Expedition log. March 2, 2015. King Abdullah University of Science and Technology (KAUST), Thuwal, Saudi Arabia.
After a grueling 48+ hours of travel (including driving to and from airports, flight time, and layovers), we have arrived in Saudi Arabia. My feet hurt, my back hurts, my head hurts, and I am exhausted. In 2015, it should never take so long to get really anywhere. But we booked our flights only a week ago; our visas arrived only the day before we left. As a result of the last-minute nature of the plans, our itinerary had us stop in San Francisco, Chicago, Frankfurt, and finally Jeddah. There was enough time during the layover in San Francisco for the film guys David and Justin to meet with some family for dinner outside the airport, and enough time in Chicago for all of us to get a brief driving tour of the city. Having never been to Chicago, myself, I thoroughly enjoyed this time despite a fog of exhaustion and stale clothing. But at this point, I really only look forward to a good night’s sleep.
Expedition log. March 4, 2015. KAUST, Thuwal, Saudi Arabia.
We spent the last few days recovering from our travel, meeting members of our host lab, and getting acquainted with KAUST. What a fascinating place. An entire university town, built from scratch in the middle of the desert, in just a couple of years. The buildings are vast, monolithic, even monumental. I am living in student housing that reminds me more of a palace, with three floors, a full-sized bed, and an expansive balcony that allows me to enjoy the pleasant nighttime air. It’s more than impressive. And yet, there are odd signs of the quick planning and construction. Sidewalks that go nowhere, maps with no labels, shoddy adhesives leading to missing lettering on the signage. Yes, a strange place.
Expedition log. March 5, 2015. KAUST, Thuwal, Saudi Arabia.

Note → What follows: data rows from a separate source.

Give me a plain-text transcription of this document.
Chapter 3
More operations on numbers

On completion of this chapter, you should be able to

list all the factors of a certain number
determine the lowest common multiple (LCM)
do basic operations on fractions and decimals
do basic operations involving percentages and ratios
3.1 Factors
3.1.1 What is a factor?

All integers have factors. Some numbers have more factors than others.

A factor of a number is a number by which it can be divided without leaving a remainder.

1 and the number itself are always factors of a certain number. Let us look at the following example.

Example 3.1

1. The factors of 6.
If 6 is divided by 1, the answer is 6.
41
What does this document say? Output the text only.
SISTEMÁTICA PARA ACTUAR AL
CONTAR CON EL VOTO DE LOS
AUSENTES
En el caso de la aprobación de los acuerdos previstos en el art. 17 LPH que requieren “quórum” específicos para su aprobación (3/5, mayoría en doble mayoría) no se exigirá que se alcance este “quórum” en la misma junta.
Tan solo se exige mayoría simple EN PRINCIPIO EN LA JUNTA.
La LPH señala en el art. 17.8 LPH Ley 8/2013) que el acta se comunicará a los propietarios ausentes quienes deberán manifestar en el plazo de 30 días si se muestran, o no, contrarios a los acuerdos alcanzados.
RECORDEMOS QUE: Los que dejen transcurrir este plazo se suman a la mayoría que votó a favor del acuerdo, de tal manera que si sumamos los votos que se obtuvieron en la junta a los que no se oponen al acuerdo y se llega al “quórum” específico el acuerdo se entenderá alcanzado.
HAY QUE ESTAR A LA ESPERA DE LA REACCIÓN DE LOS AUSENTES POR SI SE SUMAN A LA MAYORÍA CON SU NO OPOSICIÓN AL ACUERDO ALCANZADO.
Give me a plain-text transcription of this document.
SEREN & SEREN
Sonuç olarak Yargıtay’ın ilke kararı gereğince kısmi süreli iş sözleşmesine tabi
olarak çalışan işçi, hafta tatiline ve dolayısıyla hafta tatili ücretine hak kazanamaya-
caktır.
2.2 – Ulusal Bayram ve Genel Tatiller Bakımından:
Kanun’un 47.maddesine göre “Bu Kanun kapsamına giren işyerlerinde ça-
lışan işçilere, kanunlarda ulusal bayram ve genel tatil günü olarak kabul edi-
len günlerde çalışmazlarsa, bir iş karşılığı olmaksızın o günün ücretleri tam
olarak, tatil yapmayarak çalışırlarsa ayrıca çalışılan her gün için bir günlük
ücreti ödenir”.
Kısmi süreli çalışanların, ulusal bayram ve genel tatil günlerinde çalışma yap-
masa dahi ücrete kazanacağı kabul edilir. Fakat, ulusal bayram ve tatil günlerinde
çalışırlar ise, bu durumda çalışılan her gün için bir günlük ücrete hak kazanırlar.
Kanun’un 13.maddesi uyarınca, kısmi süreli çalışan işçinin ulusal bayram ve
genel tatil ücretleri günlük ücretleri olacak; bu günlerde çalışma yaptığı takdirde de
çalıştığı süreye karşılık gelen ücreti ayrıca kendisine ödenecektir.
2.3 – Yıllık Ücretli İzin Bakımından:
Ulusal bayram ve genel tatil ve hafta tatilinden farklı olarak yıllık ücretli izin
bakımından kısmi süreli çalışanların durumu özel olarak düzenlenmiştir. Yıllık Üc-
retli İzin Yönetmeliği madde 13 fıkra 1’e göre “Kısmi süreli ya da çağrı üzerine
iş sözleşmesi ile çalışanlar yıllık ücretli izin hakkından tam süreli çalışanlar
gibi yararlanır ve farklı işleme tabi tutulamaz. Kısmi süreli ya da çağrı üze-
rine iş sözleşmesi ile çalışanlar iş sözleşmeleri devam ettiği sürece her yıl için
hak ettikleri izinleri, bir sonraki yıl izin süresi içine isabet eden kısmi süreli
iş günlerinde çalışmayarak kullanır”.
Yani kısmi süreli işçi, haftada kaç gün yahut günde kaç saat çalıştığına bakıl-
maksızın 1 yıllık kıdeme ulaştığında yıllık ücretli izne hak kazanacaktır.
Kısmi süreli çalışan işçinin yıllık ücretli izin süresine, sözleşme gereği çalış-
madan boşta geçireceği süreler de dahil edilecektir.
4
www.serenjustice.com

We got our first dives in, today. What amazing reefs! The weather was a little rough, and we got a bit seasick during the extended attempts at anchoring, but once we hit the water, it all went away. The surge made collecting samples nearly impossible, so for the most part we settled with some exploratory dives, taking in the sights and getting up to speed on the local coral types. Incredibly, although we only expected to find somewhere between 4 and 8 coral groups (out of a total of 21+ worldwide), within three dives I had spotted 12, and expect to find at least one more. Those numbers rival what I found last year in Australia, and many genera overlap! This will be a very productive trip!
Expedition log. March 9, 2015. Somewhere between Saudi Arabia and Sudan. No land in sight.
We slept on the boat in port last night and steamed out to the Farasan Banks early in the morning. Tried to get a sampling dive in before breakfast… and I’ve decided that in the future I will not again work before eating. But after the first dive and a veritable feast prepared by the crew, subsequent trips under the surface proved productive. We visited four reefs today and got a good diversity of samples from two of them. We are off to a good start!
Expedition log. March 16, 2015. KAUST, Thuwal, Saudi Arabia.
After five days of diving, a long day exploring Jeddah, and a day getting ready for the other three guys to leave, I am exhausted! I spent yesterday getting caught up with computer work, and have started to organize our metadata and photos. Finally, I have some time to share some of the incredible sights we’ve been witnessing for the last couple weeks!
What a busy couple weeks it has been. I have never been so stressed during the planning for a trip – acquiring all the necessary permissions to travel, getting visas and flights and paperwork ready – it was crazy! I hope you never get a visa to travel only a day before your flights. And since Jesse, David, and Justin only had two weeks here to get things done, we’ve been packing the days full ever since. Whew!
If you’re wondering why I’m in Saudi Arabia, here’s the answer:
Oh, and then there’s this:
The Red Sea has some of the most incredible reefs in the world. Surrounded by desert, there is little to no run-off or pollution to muck up the waters. As a result, the visibility is amazing, the colors are mind-blowing, and the corals are as happy as they could possibly be. What’s more – they’re healthy despite the fact that the water temperatures here are way higher than the bleaching thresholds at reefs anywhere else in the world.
We’re continuing the project I started last year in Australia, looking into the different microbes that interact with corals around the world, and we decided we couldn’t generalize about all corals globally unless we included the corals from this unique environment. As you can tell by my logs, we were successful in our collections. Now, I have some labwork to do – DNA extractions, bacterial culturing, and coral species identification using microscopic skeletal features. I’m sure it’ll be a blast!